Ni ese refuerzo era necesario -menos mal que Renck tiene el buen gusto de utilizar el fuera de campo- ni tampoco viene a cuento la lección de historia que nos endilga la anciana que se niega a abandonar su casa en el arranque del capítulo. A) Es inverosímil: “Señora, que venimos a sacarla de aquí. -Pues en el año 28 cuando mi primo Sergei cruzó el Dniéper a nado…” (No way. “Señora, recoja los trastos y tire ‘pal’ camión, que somos el ejército”). B) Es ideológicamente oportunista: utilicemos, desde suelo americano, a una señora soviética para enlistar todos los males que han azotado a la nación desde la Revolución de 1917. Es describir aquella época desde aquella época, pero con el conocimiento histórico (e interesado) que ahora poseemos y ¡en menos de un minuto! Un reduccionismo (y esquematismo) que dudo mucho que se permitieran con la historia de su propio país.

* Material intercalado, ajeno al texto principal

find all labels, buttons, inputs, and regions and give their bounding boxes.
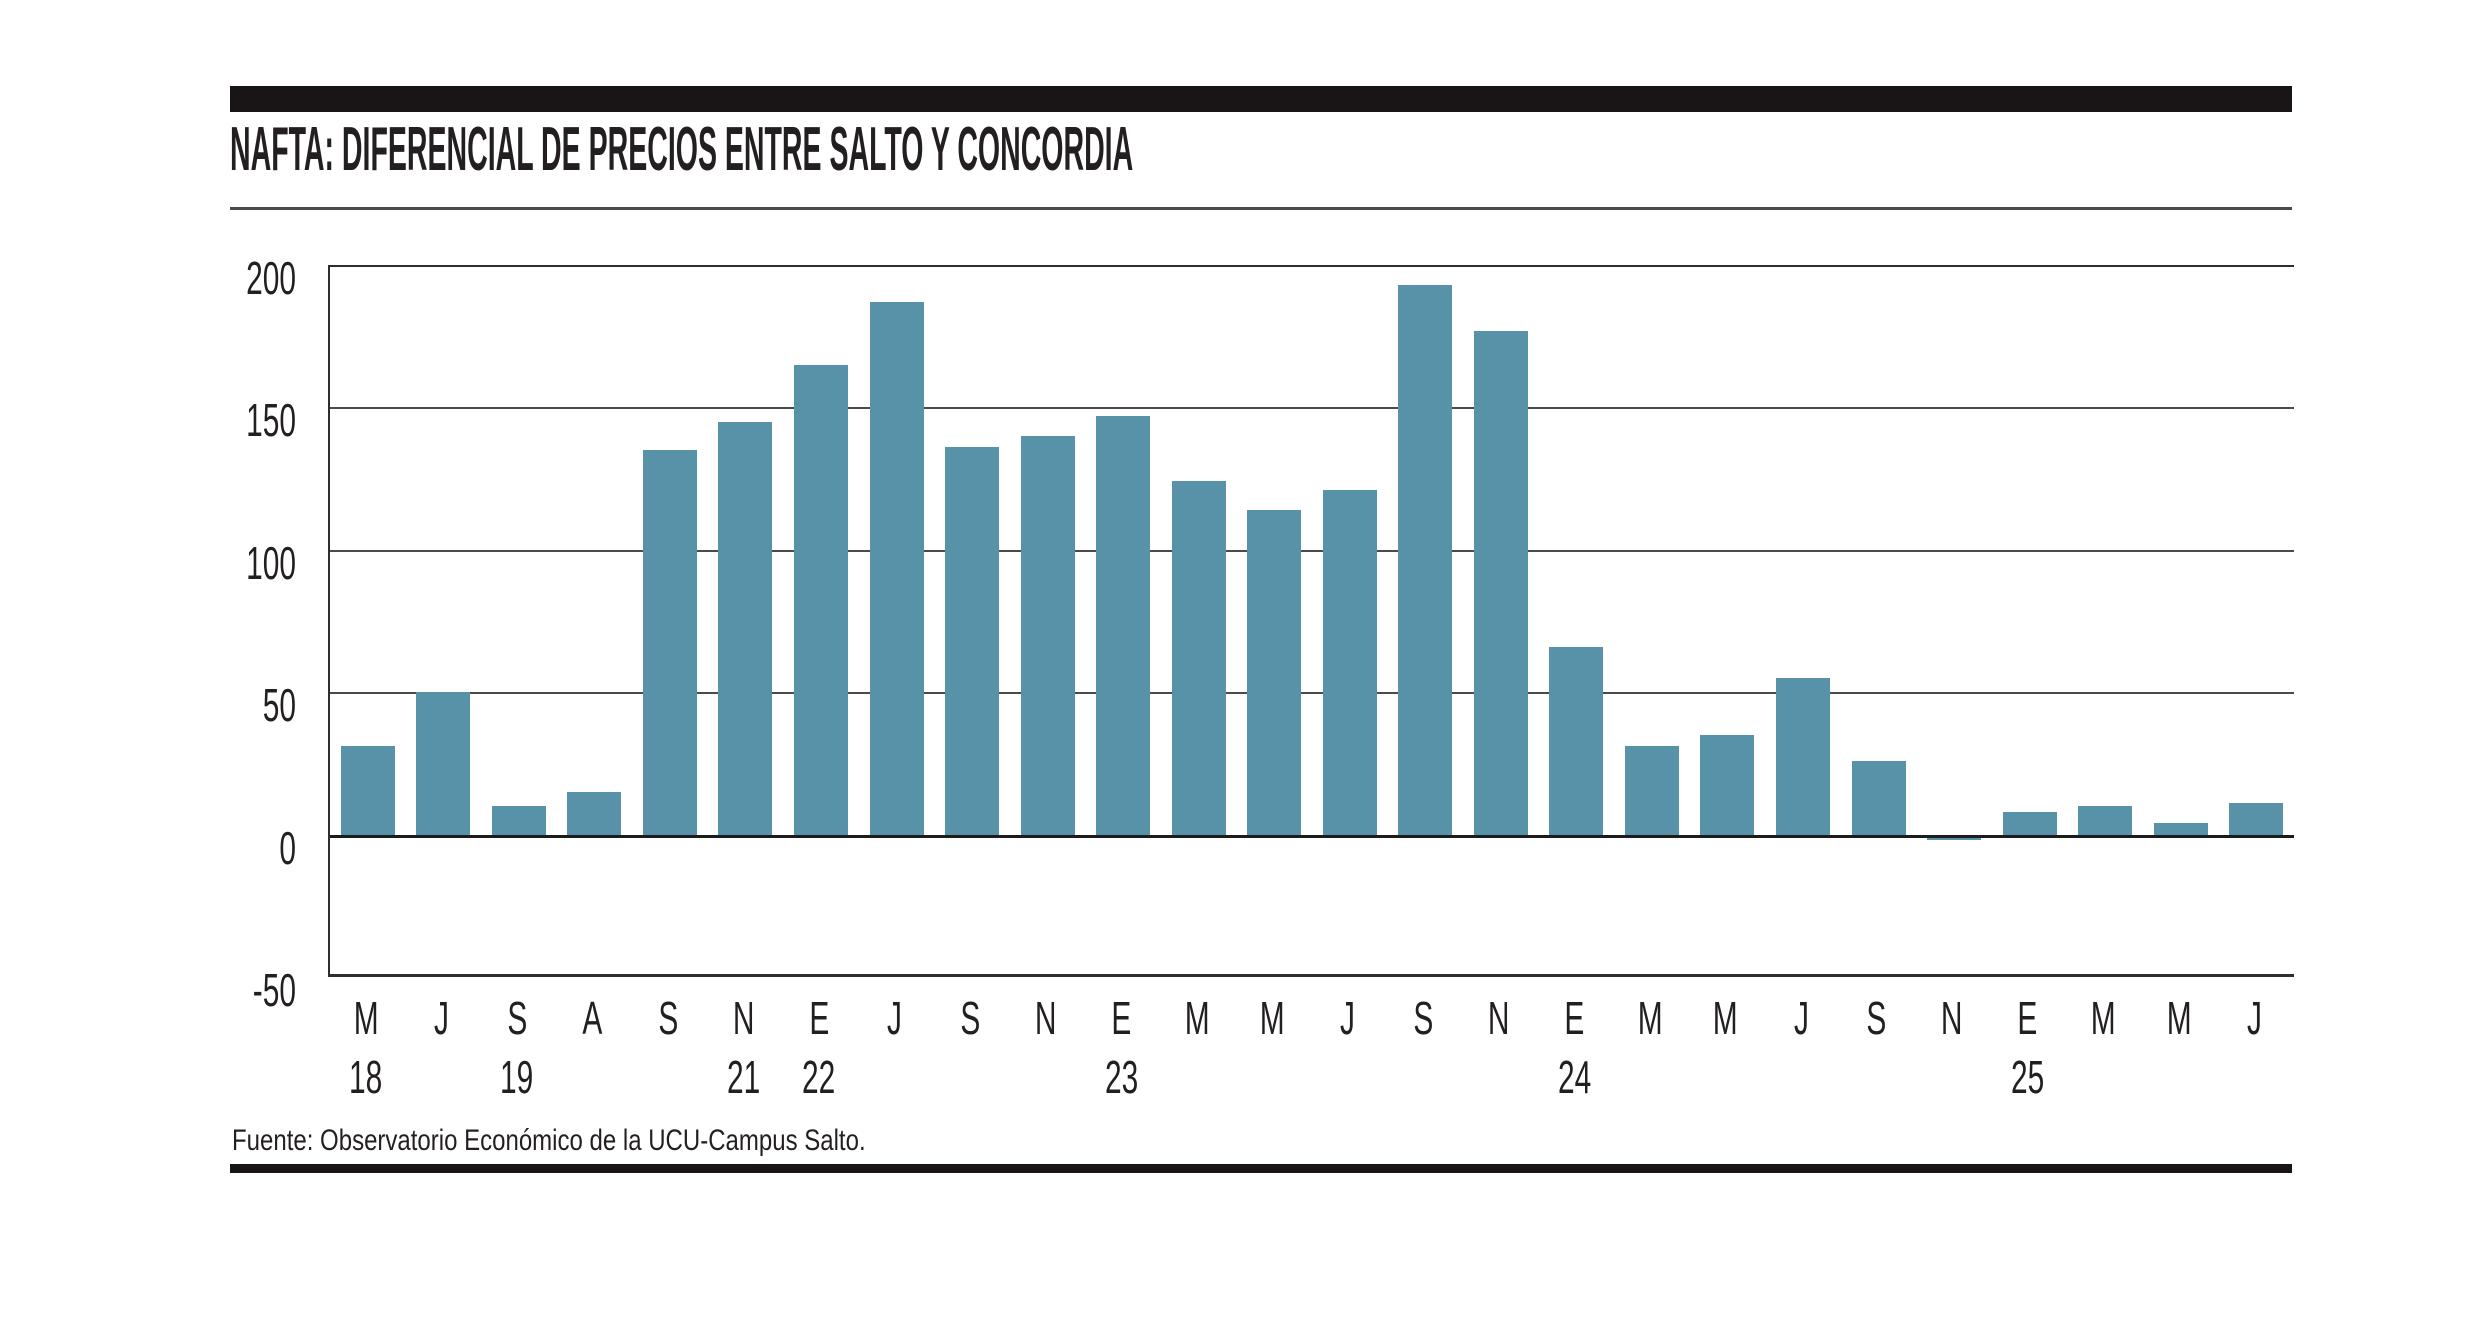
bar-J-19 [1776,677,1830,835]
x-tick-label-21: N [1941,992,1963,1044]
bar-N-21 [1927,837,1982,841]
x-tick-label-18: M [1712,992,1738,1044]
gridline-50 [330,692,2294,695]
bar-J-1 [416,692,471,835]
gridline-0 [330,834,2294,838]
x-tick-label-6: E [809,992,829,1044]
x-tick-label-20: S [1866,992,1887,1044]
source-note: Fuente: Observatorio Económico de la UCU… [232,1124,866,1157]
bar-M-23 [2078,806,2133,835]
bottom-rule [230,1164,2292,1173]
bar-M-12 [1247,509,1302,835]
gridline-200 [330,265,2294,267]
year-label-24: 24 [1557,1051,1591,1103]
x-tick-label-3: A [582,992,603,1044]
bar-N-5 [718,421,773,835]
y-tick-label-150: 150 [246,394,296,447]
bar-M-0 [340,746,395,835]
x-tick-label-16: E [1564,992,1585,1044]
x-tick-label-24: M [2166,992,2192,1044]
year-label-22: 22 [802,1051,836,1103]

Todo esto conduce al episodio final en el que Legasov declara ante el tribunal que el fallo de seguridad en el reactor era conocido y se debía, en última instancia, al empleo de materiales más baratos (grafito) en la construcción de las barras de boro, algo que (parafraseo) “no sucede en Occidente”. Siendo absolutamente cierta la primera parte de la afirmación, resulta chocante (o, de nuevo, oportuno) que Occidente aparezca como faro de buena praxis, como si en los sistemas capitalistas el ahorro en costes (ya sean materiales o de seguridad) no fueran prácticas habituales y hubieran provocado accidentes (quizá no de aquella magnitud). Es más interesante, y admite comparación con el contexto político de la Norteamérica actual, comparar las mentiras de estado construidas desde el Comité Central con el modelo de comunicación que llevó a Trump a la Casa Blanca y que sigue imperando desde el Despacho Oval. El paralelismo es casi inevitable.
Prolijamente documentada, con unas interpretaciones acordes a la trayectoria de sus tres actores principales y conducida por una narrativa en la que la indagación histórica y el bodegón apocalíptico van de la mano, Chernobyl, a pesar de sus deslices ideológicos, bien vale cinco horas de su tiempo.